4 Buy-Rated Dividend Stocks: CXS, BKCC, CMLP, APSA

Editor's Note: TheStreet ratings do not represent the views of TheStreet's staff or its contributors. Ratings are established by computer based on metrics for performance (which includes growth, stock performance, efficiency and valuation) and risk (volatility and solvency). Companies with poor cash flow or high debt levels tend to earn lower ratings in our model.

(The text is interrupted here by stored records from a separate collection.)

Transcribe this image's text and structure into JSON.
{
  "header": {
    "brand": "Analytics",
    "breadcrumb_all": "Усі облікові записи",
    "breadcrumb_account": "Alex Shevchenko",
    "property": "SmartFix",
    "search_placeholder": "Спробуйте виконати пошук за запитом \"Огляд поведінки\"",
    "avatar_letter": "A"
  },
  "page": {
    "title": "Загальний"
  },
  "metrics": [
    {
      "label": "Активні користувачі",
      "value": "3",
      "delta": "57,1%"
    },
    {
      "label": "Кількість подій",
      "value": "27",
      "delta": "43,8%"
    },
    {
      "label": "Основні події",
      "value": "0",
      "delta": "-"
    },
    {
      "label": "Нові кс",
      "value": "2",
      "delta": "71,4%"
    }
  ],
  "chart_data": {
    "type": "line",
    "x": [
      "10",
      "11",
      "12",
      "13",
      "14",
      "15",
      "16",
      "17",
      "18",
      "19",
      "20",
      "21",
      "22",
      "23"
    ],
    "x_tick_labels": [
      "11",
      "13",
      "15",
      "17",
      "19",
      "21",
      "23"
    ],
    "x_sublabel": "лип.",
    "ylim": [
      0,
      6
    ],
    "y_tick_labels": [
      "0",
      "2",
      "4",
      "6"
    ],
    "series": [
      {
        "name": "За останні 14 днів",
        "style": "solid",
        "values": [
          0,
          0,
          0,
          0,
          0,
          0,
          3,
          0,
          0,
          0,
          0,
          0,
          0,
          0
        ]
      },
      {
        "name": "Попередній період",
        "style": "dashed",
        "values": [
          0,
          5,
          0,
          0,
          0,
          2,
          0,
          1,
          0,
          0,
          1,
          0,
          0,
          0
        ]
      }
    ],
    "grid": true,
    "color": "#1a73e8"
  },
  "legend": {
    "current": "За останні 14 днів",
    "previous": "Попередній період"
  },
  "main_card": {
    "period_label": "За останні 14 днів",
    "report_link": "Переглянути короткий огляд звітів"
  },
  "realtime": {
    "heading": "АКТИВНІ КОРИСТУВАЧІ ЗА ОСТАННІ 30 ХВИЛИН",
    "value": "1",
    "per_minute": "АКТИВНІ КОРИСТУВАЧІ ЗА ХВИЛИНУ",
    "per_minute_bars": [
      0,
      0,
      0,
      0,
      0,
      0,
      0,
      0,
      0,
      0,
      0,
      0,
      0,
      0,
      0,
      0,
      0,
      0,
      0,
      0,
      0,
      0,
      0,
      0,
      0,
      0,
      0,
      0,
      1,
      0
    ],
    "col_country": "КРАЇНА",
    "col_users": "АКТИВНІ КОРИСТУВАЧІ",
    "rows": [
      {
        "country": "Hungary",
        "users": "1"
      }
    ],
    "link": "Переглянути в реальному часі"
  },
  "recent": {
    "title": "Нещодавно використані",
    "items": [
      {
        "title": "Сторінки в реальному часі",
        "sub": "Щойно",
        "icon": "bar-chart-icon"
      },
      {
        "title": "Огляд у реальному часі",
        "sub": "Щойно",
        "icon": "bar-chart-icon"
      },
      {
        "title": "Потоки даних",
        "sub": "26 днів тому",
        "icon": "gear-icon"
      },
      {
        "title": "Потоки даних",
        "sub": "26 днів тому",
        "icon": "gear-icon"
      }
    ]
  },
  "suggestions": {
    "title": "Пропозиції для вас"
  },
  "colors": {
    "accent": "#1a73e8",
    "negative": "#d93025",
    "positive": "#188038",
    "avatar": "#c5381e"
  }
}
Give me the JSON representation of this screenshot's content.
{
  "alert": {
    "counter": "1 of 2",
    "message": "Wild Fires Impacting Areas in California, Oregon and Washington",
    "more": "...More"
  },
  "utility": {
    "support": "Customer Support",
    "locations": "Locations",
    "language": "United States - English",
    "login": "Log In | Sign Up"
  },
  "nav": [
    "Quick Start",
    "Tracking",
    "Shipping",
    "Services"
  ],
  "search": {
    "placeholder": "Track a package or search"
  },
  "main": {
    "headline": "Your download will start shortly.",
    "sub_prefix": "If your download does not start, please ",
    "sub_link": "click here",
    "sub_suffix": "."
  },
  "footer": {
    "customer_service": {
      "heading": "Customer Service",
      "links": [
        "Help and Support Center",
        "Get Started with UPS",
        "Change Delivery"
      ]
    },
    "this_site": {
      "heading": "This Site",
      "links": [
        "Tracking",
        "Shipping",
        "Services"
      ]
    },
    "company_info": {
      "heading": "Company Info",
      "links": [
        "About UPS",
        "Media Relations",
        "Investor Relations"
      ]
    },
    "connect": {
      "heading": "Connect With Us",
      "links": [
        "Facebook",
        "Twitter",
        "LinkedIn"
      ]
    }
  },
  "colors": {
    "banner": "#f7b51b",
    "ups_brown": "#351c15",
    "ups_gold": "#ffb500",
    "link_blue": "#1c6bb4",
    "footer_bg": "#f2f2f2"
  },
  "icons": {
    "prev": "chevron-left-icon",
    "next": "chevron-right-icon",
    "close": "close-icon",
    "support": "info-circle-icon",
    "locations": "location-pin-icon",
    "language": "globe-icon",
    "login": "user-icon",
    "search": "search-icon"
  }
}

TheStreet Ratings' stock model projects a stock's total return potential over a 12-month period including both price appreciation and dividends. Our Buy, Hold or Sell ratings designate how we expect these stocks to perform against a general benchmark of the equities market and interest rates.

While plenty of high-yield opportunities exist, investors must always consider the safety of their dividend and the total return potential of their investment. It is not uncommon for a struggling company to suspend high-yielding dividends and subsequently result in precipitous share price declines.

TheStreet Ratings' stock rating model views dividends favorably, but not so much that other factors are disregarded. Our model gauges the relationship between risk and reward in several ways, including: the pricing drawdown as compared to potential profit volatility, i.e. how much one is willing to risk in order to earn profits?; the level of acceptable volatility for highly performing stocks; the current valuation as compared to projected earnings growth; and the financial strength of the underlying company as compared to its stock's valuation as compared to its stock's performance.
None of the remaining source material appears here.